Recent work has highlighted the significance of mutations in TP53,[51, 52] FOXO1(ref. and MYD88(ref. with inferior DLBCL outcomes. Our analysis of these genes (Supplementary Table 4) complement this work, mutations in FOXO1 were more prevalent in cases that failed to achieve EFS24 (15% vs 0%) and FOXO1 mutations correlated with TTP (Figure 4e). Similarly, mutations in MYD88 were found in 23% of EFS24 failure vs 8% of those who achieved EFS24. In a recent of analysis of TP53 mutations in 506 de novo R-CHOP-treated DLBCL, 21.9% had mutations in TP53 and the presence of a mutation was associated with both overall survival and progression-free survival. TP53 mutations were found in 24% of our cases, however, there was not a strong correlation with outcome (P=0.57, 31% of EFS24 failures and 21% of those that achieved EFS24). Our use of EFS24 as an end point and sample size may partially explain this discrepancy. Our data also complement previous studies on the association of mutations with COO. In our patients, the GCB-associated mutations in TNFRSF14(ref. were restricted to GCB-DLBCL cases and the ABC-associated mutations in MYD88(ref. were restricted to non-GCB/ABC-DLBCL tumors (Figure 3).

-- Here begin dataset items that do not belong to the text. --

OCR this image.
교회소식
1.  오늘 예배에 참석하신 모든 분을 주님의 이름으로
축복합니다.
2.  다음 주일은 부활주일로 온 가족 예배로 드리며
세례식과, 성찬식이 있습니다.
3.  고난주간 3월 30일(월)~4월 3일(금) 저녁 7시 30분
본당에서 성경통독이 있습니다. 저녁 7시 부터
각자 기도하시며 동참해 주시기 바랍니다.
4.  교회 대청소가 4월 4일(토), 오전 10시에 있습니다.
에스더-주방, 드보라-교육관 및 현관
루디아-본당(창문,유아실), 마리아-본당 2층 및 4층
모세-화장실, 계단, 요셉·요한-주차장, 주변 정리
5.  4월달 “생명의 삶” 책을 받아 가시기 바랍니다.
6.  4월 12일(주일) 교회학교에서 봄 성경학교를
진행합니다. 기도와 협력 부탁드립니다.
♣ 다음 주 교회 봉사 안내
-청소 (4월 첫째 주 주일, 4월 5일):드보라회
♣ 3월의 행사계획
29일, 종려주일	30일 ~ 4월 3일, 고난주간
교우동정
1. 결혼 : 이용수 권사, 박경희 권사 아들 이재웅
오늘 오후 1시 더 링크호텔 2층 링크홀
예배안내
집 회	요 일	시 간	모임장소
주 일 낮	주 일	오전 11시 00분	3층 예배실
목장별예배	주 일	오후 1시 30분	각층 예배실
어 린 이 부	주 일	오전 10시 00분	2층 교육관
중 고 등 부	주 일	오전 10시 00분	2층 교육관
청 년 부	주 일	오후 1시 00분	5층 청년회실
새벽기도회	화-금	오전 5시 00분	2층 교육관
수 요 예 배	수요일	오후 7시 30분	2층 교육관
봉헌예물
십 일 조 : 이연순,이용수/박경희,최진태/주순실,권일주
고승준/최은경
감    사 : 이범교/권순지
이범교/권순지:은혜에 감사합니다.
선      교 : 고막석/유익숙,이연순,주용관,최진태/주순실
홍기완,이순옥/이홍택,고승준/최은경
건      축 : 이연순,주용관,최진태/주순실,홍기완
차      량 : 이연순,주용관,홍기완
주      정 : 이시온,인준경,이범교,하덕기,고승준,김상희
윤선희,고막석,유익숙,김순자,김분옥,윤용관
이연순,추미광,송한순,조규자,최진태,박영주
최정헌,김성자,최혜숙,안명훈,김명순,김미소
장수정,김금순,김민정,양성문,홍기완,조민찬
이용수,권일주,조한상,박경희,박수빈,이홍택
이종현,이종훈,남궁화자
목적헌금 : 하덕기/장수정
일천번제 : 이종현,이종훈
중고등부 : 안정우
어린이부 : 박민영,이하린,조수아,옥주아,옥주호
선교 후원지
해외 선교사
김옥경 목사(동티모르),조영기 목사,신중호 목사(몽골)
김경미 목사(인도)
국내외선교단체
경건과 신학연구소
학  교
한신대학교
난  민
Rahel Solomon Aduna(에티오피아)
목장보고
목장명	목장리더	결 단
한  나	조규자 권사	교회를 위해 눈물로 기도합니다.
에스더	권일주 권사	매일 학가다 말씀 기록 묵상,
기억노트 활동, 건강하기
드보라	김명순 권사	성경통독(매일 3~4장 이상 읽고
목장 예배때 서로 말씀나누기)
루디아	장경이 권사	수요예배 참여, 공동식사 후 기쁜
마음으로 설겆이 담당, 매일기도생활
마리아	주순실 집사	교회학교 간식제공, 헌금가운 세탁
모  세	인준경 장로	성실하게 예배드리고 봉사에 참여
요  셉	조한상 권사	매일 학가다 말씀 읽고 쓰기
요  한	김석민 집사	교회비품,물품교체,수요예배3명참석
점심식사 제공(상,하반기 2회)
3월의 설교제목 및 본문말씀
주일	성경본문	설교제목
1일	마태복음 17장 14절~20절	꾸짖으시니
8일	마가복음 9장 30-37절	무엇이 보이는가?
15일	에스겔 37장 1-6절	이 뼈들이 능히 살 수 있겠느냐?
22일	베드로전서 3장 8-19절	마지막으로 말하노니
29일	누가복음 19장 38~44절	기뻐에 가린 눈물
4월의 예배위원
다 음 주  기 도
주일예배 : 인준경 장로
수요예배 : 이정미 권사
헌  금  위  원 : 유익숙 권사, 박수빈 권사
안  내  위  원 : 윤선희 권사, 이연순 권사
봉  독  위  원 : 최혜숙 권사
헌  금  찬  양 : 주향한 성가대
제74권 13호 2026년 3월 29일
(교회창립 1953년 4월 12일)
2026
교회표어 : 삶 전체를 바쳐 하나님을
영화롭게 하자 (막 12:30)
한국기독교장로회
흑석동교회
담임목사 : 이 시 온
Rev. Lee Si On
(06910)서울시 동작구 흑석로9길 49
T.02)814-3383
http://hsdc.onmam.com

A limitation of our exploratory study is the lack of validation of our findings in an independent cohort and the lack of correction for multiple testing. Thus, it is possible that our results may be false positives. Although our provocactive novel targets are supported by prior work, they will require replication and functional validation.

In summary, we provide the first data using WES to identify somatic genomic alterations in immunochemotherapy-treated DLBCL tumors that are associated with failure to achieve EFS24, identifying those patients who have treatment-resistant and aggressive disease. Although these novel targets require replication and functional validation, the results are provocative and supported by prior work. We biologically validate the potential impact of deletions in SLC22A16 at 6q21 and future biological analysis of additional CNAs and mutations is warranted.